January 31, 2011
I’ve written pretty regularly about SaaS billing and subscription services and how, in my view, they’re an indicator for the greater cloud economy. Given that then it’s pretty interesting to see the results just announced by Aria Systems and Vindicia recently (Zuora is still in its current quarter and their results will be out in a couple of weeks). So what are they both reporting, and what does it mean for the billing and subs industry generally?
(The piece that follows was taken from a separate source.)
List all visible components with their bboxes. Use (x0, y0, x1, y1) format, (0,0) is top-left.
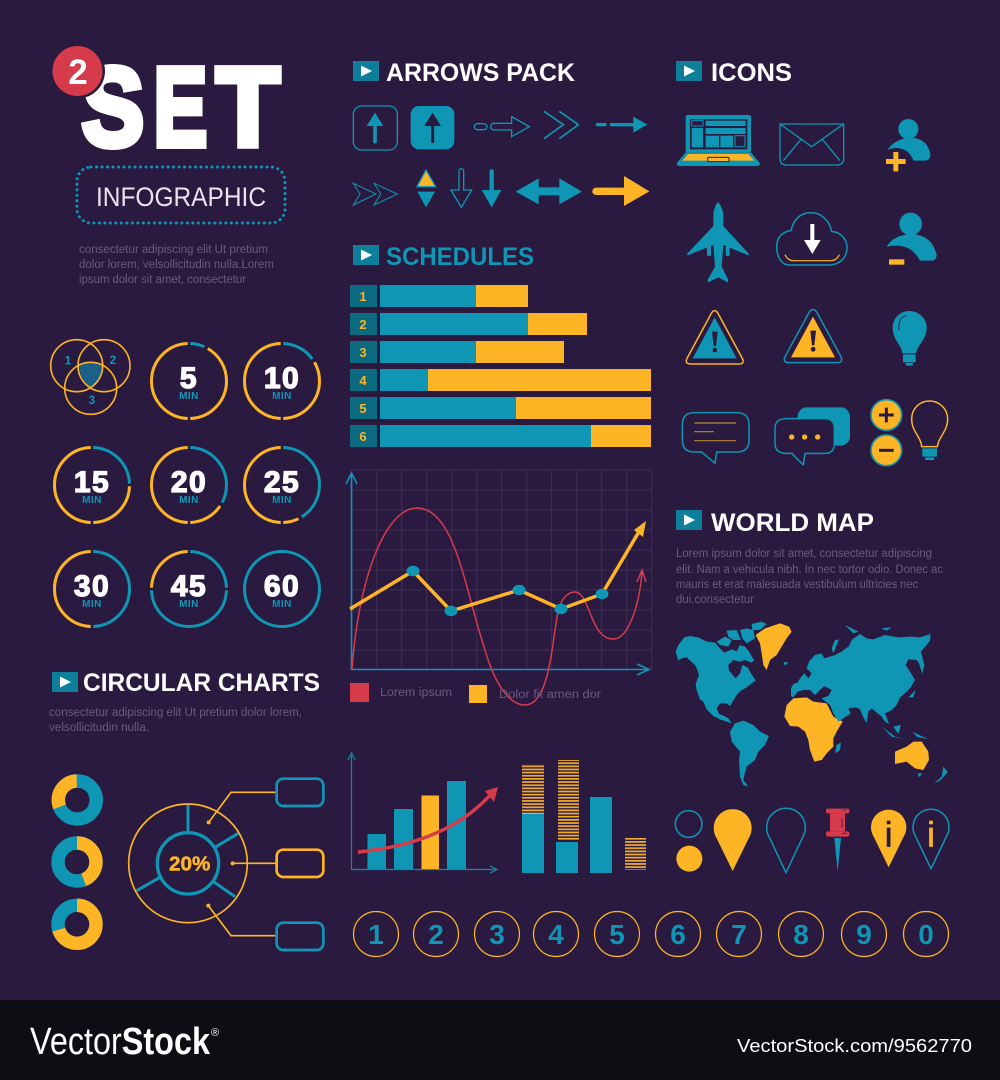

In terms of financials, Aria reports that Q4 bookings have tripled, and average first-year transaction size more than doubled compared to Q4 2009. Interestingly, Aria is claiming that they’re winning larger customers and more strategic initiatives than previously – although there are no metrics to back this claim up. Aria is working hard on its partner ecosystem, particularly the NetSuite and Salesforce.com integrations, but they’ve also released Aria SubscriptionsPlus for PayPal, a subscription management and recurring billing product which gives PayPal’s global merchant base SaaS-based subscription billing capabilities. Finally, in terms fo partnerships, they’ve collaborated with VMware to introduce the Aria Cloud Revenue Adapter for vCloud Director, automating service activation, usage tracking, billing and collections.
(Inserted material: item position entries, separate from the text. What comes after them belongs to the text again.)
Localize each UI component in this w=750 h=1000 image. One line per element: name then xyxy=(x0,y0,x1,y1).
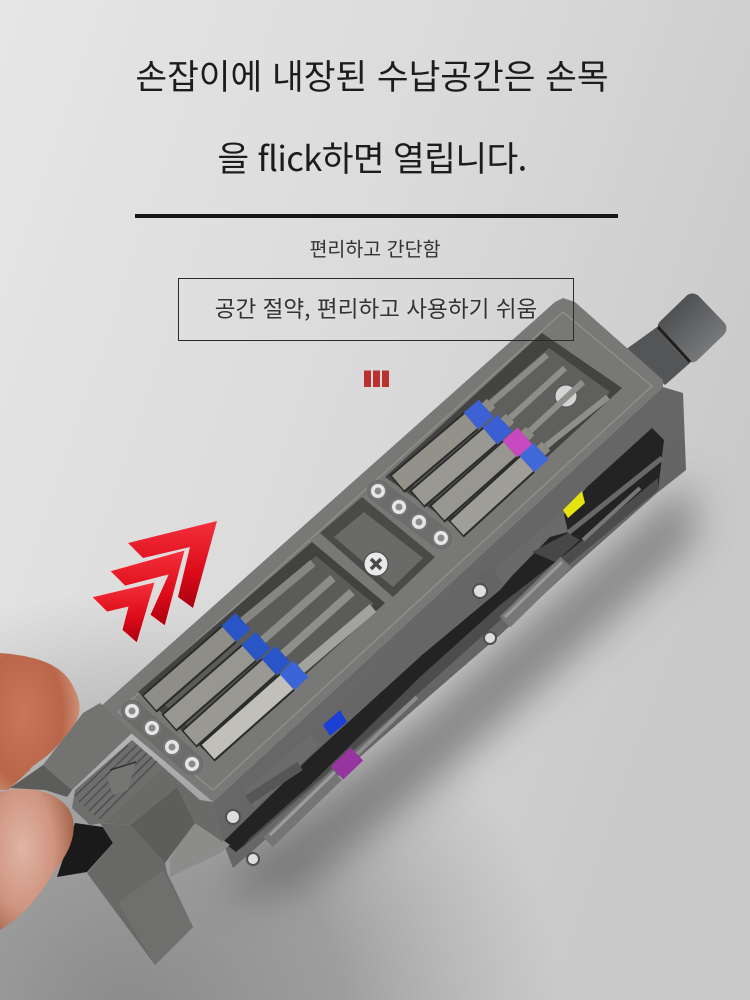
bit 7 xyxy=(189,592,352,739)
icon: three red bars xyxy=(364,370,389,387)
title line 1: 손잡이에 내장된 수납공간은 손목 xyxy=(135,49,609,99)
screwdriver tool xyxy=(0,290,730,965)
hand: upper finger xyxy=(0,653,80,790)
bit 8 xyxy=(207,608,373,753)
heading rule xyxy=(135,214,618,218)
flick latch xyxy=(72,740,163,825)
lower bit tray xyxy=(138,542,385,758)
bit 6 xyxy=(169,578,333,723)
handle knob xyxy=(625,290,730,385)
torx screws lower row xyxy=(124,703,200,772)
subtitle: 편리하고 간단함 xyxy=(309,233,441,262)
side compartment contents xyxy=(226,458,662,865)
icon: red arrows xyxy=(92,521,217,643)
bit 5 xyxy=(149,563,313,704)
hand: lower finger xyxy=(0,789,74,930)
center screw tray xyxy=(320,497,435,597)
title line 2: 을 flick하면 열립니다. xyxy=(217,131,527,181)
end block xyxy=(57,767,230,965)
upper bit tray xyxy=(385,333,622,533)
bit 4 xyxy=(456,397,608,529)
head block xyxy=(10,703,132,797)
bit 3 xyxy=(437,382,583,514)
bit 2 xyxy=(417,368,565,499)
side face xyxy=(213,387,686,868)
body top face xyxy=(100,298,663,802)
side storage cavity xyxy=(223,428,664,852)
boxed caption: 공간 절약, 편리하고 사용하기 쉬움 xyxy=(215,291,537,324)
bit 1 xyxy=(397,355,547,484)
torx screws upper row xyxy=(370,483,449,546)
boxed caption xyxy=(178,278,574,341)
In terms of financials, Vindicia is reporting that December 2010 was their largest month ever, GAAP revenue-wise, and that overall GAAP revenue grew over 80%, year-on-year. Vindicia is claiming that they handled around $2 billion worth of transactions through our system last year and that as a result of their retention logic and chargeback management capabilities, Vindicia clients generated $50 million in incremental revenue in 2010 (automation of these two services is one of the core propositions of billing and subscription vendors). Finally, the number of Vindicia clients that are live (i.e., in production) grew 100%.
What the results mean
SaaS billing and subscription is a consistently growing market area, and one that I’ve been picking as an enabler for the subscription economy for some time. All vendors are still struggling however with the reality that most startups (and, for that matter, many enterprises) still prefer to build their own subscription and billing platforms in-house. There tends to be the attitude the subscriptions are core and should therefore be part of the internal systems, secondarily, people under estimate the degree of complexity that rapidly gets introduced to their subscription services and fail to see the headaches that may cause.
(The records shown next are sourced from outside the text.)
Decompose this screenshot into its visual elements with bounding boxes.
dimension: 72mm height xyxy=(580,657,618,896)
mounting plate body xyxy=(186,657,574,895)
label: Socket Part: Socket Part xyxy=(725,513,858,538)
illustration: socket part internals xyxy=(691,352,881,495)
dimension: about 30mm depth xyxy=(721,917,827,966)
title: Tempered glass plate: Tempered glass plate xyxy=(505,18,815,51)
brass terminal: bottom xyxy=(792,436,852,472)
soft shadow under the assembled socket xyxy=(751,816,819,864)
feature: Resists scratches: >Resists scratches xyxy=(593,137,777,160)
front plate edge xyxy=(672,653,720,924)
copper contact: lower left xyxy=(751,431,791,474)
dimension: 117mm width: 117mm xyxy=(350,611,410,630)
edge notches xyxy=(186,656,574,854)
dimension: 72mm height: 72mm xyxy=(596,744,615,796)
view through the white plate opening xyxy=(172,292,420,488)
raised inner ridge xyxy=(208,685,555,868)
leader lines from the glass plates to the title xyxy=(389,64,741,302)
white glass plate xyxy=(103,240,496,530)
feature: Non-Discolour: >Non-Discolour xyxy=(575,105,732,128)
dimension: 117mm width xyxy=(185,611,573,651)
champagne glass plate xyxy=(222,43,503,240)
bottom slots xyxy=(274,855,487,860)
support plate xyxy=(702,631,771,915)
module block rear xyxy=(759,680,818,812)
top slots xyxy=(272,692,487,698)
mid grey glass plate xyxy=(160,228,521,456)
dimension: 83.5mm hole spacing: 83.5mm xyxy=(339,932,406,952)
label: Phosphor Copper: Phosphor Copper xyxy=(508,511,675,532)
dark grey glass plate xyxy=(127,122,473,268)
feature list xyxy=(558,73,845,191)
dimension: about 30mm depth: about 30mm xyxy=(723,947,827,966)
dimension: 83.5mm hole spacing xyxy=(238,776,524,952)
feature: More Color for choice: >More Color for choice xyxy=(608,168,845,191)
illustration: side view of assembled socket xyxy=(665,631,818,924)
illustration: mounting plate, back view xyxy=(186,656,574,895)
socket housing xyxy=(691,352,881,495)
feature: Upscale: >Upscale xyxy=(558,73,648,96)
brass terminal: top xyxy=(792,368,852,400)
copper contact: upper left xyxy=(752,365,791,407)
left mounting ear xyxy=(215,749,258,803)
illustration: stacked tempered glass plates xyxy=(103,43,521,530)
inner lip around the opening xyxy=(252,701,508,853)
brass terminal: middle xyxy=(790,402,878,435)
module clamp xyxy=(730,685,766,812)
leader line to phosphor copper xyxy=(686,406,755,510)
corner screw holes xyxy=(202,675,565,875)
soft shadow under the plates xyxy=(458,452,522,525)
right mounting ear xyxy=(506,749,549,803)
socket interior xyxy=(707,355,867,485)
All vendors have announced big funding rounds recently and that’s an indication that there is no one vendor dominating the market – while Zuora, Vindicia and Aria all have slightly different takes on the vertical, and slightly different market focuses – some degree of further separation needs to occur to further define distinct parts of the subscription and billing marketplace (for example, Vindicia has a particular focus on gaming and online dating that the other vendors are less focused on). Either way you slice and dice, he move to a subscription economy needs a bunch of enablers behind it (infrastructure, security, monetization etc) – subscription and billing is a part of this and, while many vendors will continue to use their own, home-baked solutions, there is enough of a marketplace to keep all of these vendors busy for quite some time to come.